AUGMENTATION DE L’INTÉRÊT

Selon les professeures interrogées, on assiste à une augmentation de l’intérêt pour les cours de couture dans la population. « Il y a un engouement réel, et ça attire une clientèle très variée. Que ce soit des gens qui n’ont jamais cousu, des gens qui sont au niveau professionnel ou des gens qui veulent changer de carrière », énumère Pauline Cossette, de l’école de coupe et couture Zig Zag.

Après les cours d’initiation à la couture, plusieurs décident de poursuivre leur apprentissage avec du perfectionnement ou encore avec de l’accompagnement personnalisé en cours particuliers. Certains voudront aussi donner une nouvelle direction à leur cheminement professionnel et se lanceront en affaires ou s’inscriront à des programmes de formation plus élaborés.

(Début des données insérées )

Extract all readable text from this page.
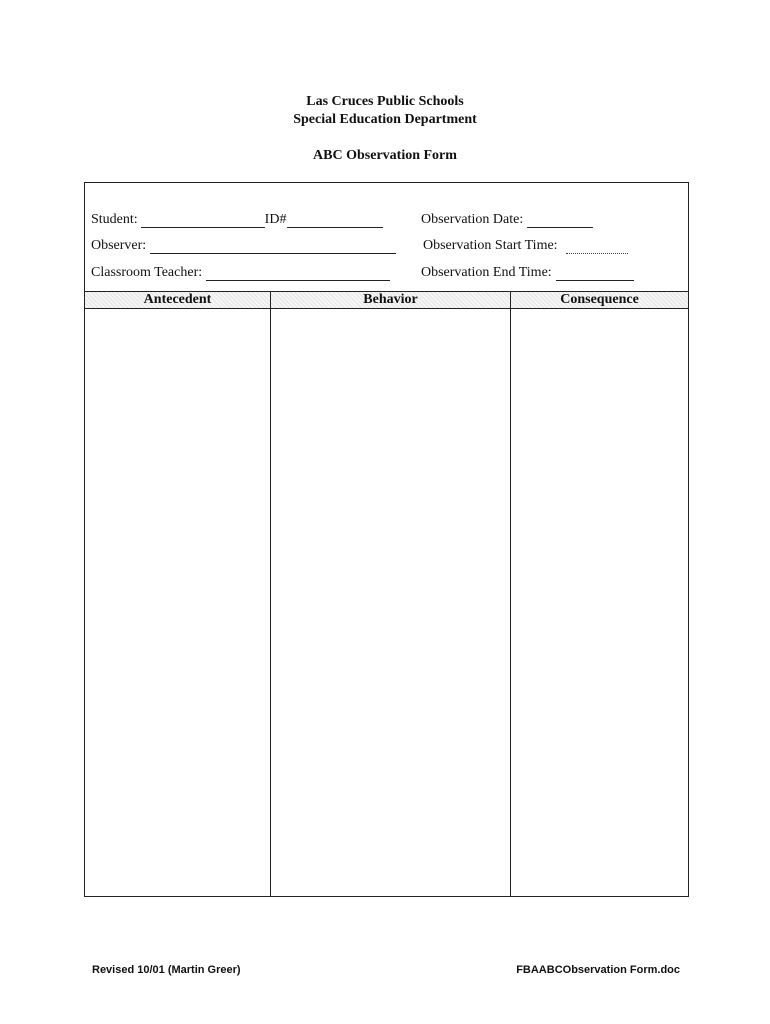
Las Cruces Public Schools
Special Education Department
ABC Observation Form
Student:	ID#	Observation Date:
Observer:	Observation Start Time:
Classroom Teacher:	Observation End Time:
Antecedent	Behavior	Consequence
Revised 10/01 (Martin Greer)	FBAABCObservation Form.doc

Même si le milieu de la mode n’est pas nécessairement un univers où il est facile de faire sa place, Mme Cossette reste positive face aux occasions professionnelles qui attendent ceux et celles qui décident d’en faire une carrière : « Je les encourage à faire affaire directement avec la clientèle plutôt que de chercher à coudre pour les boutiques. Les gens qui font du sur-mesure, une confection de haute qualité avec de beaux tissus, ne manquent pas de boulot, il y a une clientèle pour ça. Le problème, c’est lorsque l’on veut faire compétition aux vêtements qui se font en Chine, par exemple, avec des tissus bon marché. »

D’ÉLÈVE À DESIGNER

L’entrepreneure Julie Dumais, qui a passé par l’école de Pauline Cossette, était destinée à un tout autre parcours que celui de fonder une entreprise de confection de bikinis. Au moment de suivre une formation sur les patrons à l’école Zig Zag, elle avait déjà un diplôme en études internationales en poche. « J’étais à Montréal pour travailler dans le secteur événementiel principalement orienté vers le sport et j’ai profité d’une pause entre deux contrats pour entreprendre un cours de couture dans le but de pouvoir faire des patrons moi-même, pour confectionner et ajuster mes propres vêtements. » De retour sur les bancs d’école, elle réalise quelques morceaux pour une amie enceinte. Les commentaires étaient plus que positifs. « La couture a toujours fait partie de ma vie. Dès l’âge de 6 ans, je cousais avec ma mère ou ma grand-mère. Ce n’est pourtant qu’à l’école que j’ai réalisé que je pouvais peut-être en vivre », poursuit-elle. Après deux emplois dans le domaine du vêtement, elle décide de créer sa propre entreprise :  June Swimwear. Six ans plus tard, les maillots de bain imaginés par Julie Dumais se vendent au Québec et en ligne, à l’étranger.